Anesthesia for patients with carcinoid tumors
Michelle A.O. Kinney, MD, John A. Dilger, MD and Toby N. Weingarten, MD
Anesthetic management of patients with carcinoid tumors
Preoperative anesthetic management
Intraoperative anesthetic management
The presence of hypovolemia or electrolyte abnormalities and the possibility of right-sided cardiac valvular lesions should be taken into account when planning for induction and maintenance of anesthesia. Gentle surgical skin preparation to avoid tumor compression is advised (Box 175-1). The use of histamine-releasing drugs should probably be avoided in patients with carcinoid tumors, although these drugs have been used frequently in the past without complications.

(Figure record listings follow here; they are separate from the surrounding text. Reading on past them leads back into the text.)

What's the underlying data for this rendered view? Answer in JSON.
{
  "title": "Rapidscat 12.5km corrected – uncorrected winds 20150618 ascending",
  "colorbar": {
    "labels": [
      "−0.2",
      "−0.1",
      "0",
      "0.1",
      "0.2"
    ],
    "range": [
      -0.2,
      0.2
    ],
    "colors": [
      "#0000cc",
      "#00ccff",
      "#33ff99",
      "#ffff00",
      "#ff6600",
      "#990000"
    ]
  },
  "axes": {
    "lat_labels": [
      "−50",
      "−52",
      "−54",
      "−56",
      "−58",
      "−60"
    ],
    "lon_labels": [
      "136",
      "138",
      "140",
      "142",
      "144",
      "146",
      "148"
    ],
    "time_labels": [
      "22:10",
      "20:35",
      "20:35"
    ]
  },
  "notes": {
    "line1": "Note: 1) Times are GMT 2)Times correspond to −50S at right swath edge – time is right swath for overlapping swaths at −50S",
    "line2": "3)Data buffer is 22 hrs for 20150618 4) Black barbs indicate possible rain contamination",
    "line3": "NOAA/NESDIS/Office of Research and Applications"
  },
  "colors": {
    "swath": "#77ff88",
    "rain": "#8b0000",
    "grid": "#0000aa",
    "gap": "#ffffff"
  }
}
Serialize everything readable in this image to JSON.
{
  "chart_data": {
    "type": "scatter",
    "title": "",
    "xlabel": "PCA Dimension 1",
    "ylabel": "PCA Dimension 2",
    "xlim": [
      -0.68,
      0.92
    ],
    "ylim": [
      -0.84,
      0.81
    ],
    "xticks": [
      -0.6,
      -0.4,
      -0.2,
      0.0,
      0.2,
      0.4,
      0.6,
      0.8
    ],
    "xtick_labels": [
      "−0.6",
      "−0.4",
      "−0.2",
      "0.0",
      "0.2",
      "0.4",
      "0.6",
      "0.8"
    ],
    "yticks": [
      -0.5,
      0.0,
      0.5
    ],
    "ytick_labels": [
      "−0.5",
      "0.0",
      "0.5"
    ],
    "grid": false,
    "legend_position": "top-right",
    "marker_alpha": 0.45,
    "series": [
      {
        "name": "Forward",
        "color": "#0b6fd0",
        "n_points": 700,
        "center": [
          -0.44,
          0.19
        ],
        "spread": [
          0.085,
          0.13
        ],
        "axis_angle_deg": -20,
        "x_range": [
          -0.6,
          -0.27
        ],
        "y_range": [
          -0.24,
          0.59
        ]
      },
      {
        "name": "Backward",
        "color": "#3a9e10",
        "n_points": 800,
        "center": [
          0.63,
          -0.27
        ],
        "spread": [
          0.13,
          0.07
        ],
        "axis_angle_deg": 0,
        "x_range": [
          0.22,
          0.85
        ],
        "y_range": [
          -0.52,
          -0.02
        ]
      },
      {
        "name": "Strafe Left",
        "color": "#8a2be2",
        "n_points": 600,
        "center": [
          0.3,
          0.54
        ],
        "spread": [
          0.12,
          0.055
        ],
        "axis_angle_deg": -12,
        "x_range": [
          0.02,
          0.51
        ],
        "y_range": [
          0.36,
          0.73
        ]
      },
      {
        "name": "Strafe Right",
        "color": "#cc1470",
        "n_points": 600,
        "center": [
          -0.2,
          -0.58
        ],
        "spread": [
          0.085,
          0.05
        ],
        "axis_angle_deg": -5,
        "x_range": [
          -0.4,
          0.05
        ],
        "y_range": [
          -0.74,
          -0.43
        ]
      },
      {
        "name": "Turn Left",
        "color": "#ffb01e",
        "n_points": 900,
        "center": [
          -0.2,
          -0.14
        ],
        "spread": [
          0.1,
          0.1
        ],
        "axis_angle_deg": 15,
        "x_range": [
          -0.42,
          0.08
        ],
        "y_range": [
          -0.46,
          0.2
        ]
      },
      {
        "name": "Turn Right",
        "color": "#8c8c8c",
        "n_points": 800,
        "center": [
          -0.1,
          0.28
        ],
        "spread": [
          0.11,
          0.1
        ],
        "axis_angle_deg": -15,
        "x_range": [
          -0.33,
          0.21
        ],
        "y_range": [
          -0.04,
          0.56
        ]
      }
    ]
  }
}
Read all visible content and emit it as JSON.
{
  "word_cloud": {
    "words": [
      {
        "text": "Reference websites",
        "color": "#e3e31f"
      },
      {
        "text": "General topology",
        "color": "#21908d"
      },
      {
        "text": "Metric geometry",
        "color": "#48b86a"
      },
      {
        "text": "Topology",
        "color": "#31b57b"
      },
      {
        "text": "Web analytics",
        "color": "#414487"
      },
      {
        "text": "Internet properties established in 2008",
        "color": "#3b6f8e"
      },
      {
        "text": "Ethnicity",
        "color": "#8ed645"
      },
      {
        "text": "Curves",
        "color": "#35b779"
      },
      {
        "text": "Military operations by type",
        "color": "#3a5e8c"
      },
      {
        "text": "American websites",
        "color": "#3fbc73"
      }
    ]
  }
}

Phenylephrine and amrinone have been safely used in patients with carcinoid syndrome. However, even very low doses of β-adrenergic agonists (e.g., 5 μg of intravenously administered epinephrine) have been shown to stimulate the release of vasoactive substances, but the action of these drugs can be blunted if the patient has received an adequate dose of octreotide. In a hypotensive patient, if the cause of hypotension is secondary to carcinoid crisis, additional octreotide and fluid should be administered. β-Adrenergic agonists should be used only when the cause of hypotension is thought to be secondary to decreased systemic vascular resistance or decreased cardiac output from factors unrelated to tumor activity.